Tahun 1995 sudah USD10.000. Dan pada 2007, USD25.000. Goldman Sachs
meramalkan 2050 Korea Selatan akan jadi negara terkaya nomor dua dunia,
mengalahkan semua bangsa lainnya kecuali Amerika dengan pendapatan per
kapita USD81.000. Korea juga tercatat sebagai bangsa dengan kecepatan
pertumbuhan ekonomi tercepat sepanjang sejarah.
Apa yang mengubah Korea Selatan?
Pemerintahnya berpikir soal industri baja itu sendiri secara masak.
Mereka merancang strategi jangka panjang dan konsisten melaksanakan itu.
Walau kekuasaan politik berganti, kebijakan strategis tetap dijalankan.
Ini berbeda dengan dengan Indonesia. Tiap rezim menjalankan agenda
coba-cobanya sendiri.
Hampir semua negara di dunia ini
mendambakan memiliki industri baja yang kuat dan tangguh. Karena
industri baja adalah mother industry (ibu segala industri). Kemajuan
industri baja pasti memicu penguatan sektor industri lainnya di suatu
negara. Kenapa demikian? Karena semua industri, apalagi industri berat,
bertumpu pada baja. Bagaimana suatu negara bisa membangun industri alat
rumah tangga, mesin jahit, elektronik, mobil, pesawat, kapal laut,
senjata, perakitan mesin, konstruksi dan lainnya, jika tidak dipasok
dengan baja berkualitas.
Jerman bisa menjadi raksasa menakutkan
dalam Perang Dunia I dan II karena memiliki industri baja yang tangguh
untuk memproduksi tank, pesawat, kapal laut dan lain sebagainya. Jepang
juga demikian. Meski industri bajanya tangguh, namun kedua negara
tersebut miskin bahan baku sehingga perlu mencaplok negeri lain.
Logikanya Indonesia bisa jadi superpower
baja karena deposit bijih besi yang kita miliki 320,43 juta ton!
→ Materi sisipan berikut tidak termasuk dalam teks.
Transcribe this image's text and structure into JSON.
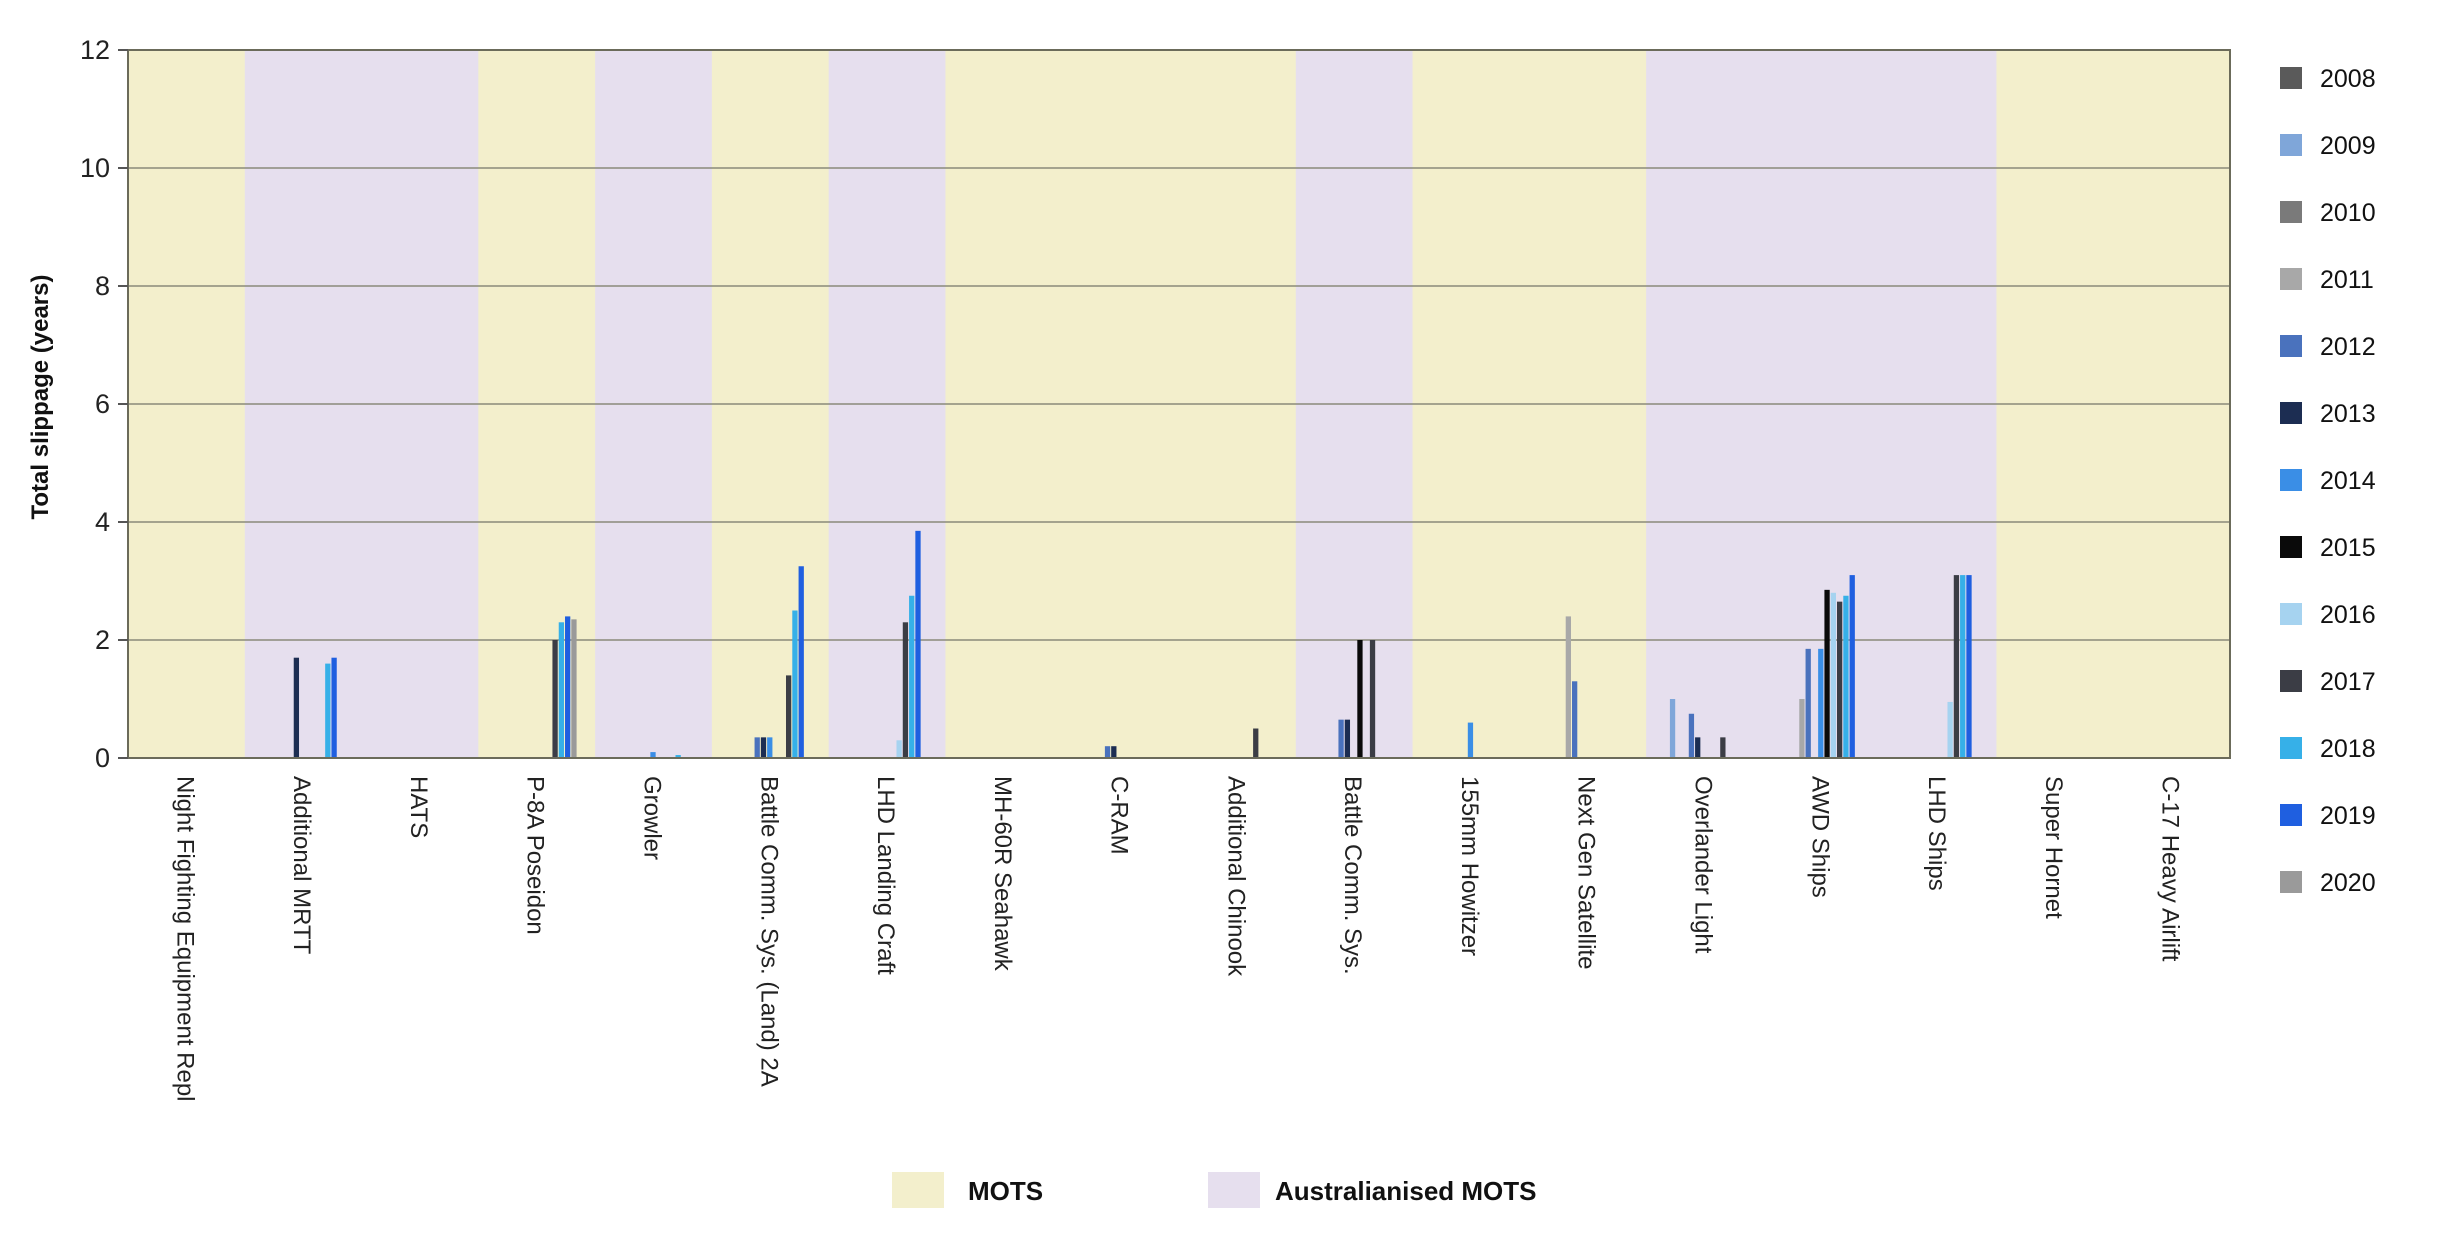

Industri baja pun sudah kita rintis sejak 1970 dengan Krakatau Steel di
Cilegon, Banten. Sayangnya kita belum mampu mengeksplorasi maksimal
ratusan ton bijih besi itu. Banding dengan industri baja Korea Selatan,
Posco yang sama-sama berdiri pada 1970. Posco rata-rata mampu
memproduksi baja 28 juta ton per tahun, sementara KS hanya 2,5 juta per
tahun. Setelah 30 tahun industri baja Korea Selatan tumbuh, merek-merek
seperti Hyundai, KIA, Samsung dan sebagainya membanjiri dunia. Sementara
Indonesia kini malah kewalahan menghadapi berbagai produk asing
termasuk produk baja, khususnya dari China.
Pelajaran dari Korea Selatan adalah
bukti political will pemerintahnya yang tinggi dan konsisten terhadap
pembangunan bangsanya. Bukti strategi kebijakan industri yang terus
menerus berkesinambungan. Mentalitas rakyat akan terbentuk dengan bangga
dan cinta menggunakan produk lokal. Indonesia adalah pasar produktif
dan prospektif.
Kini industri baja kita malah dijual
pemerintah. Apakah kita tidak malu melihat bangsa-bangsa lain mampu
membuat dan memiliki merek sendiri atas mobil, pesawat, kapal laut,
mesin jahit, elektronik dan sebagainya. Sementara negeri yang kaya raya
ini hanya jadi objek pemasaran produk asing.Bangkit, mandiri dan
sejahteralah bangsaku.
Tidak ada komentar:
Posting Komentar
BAGAIMANA PENDAPAT ANDA ???????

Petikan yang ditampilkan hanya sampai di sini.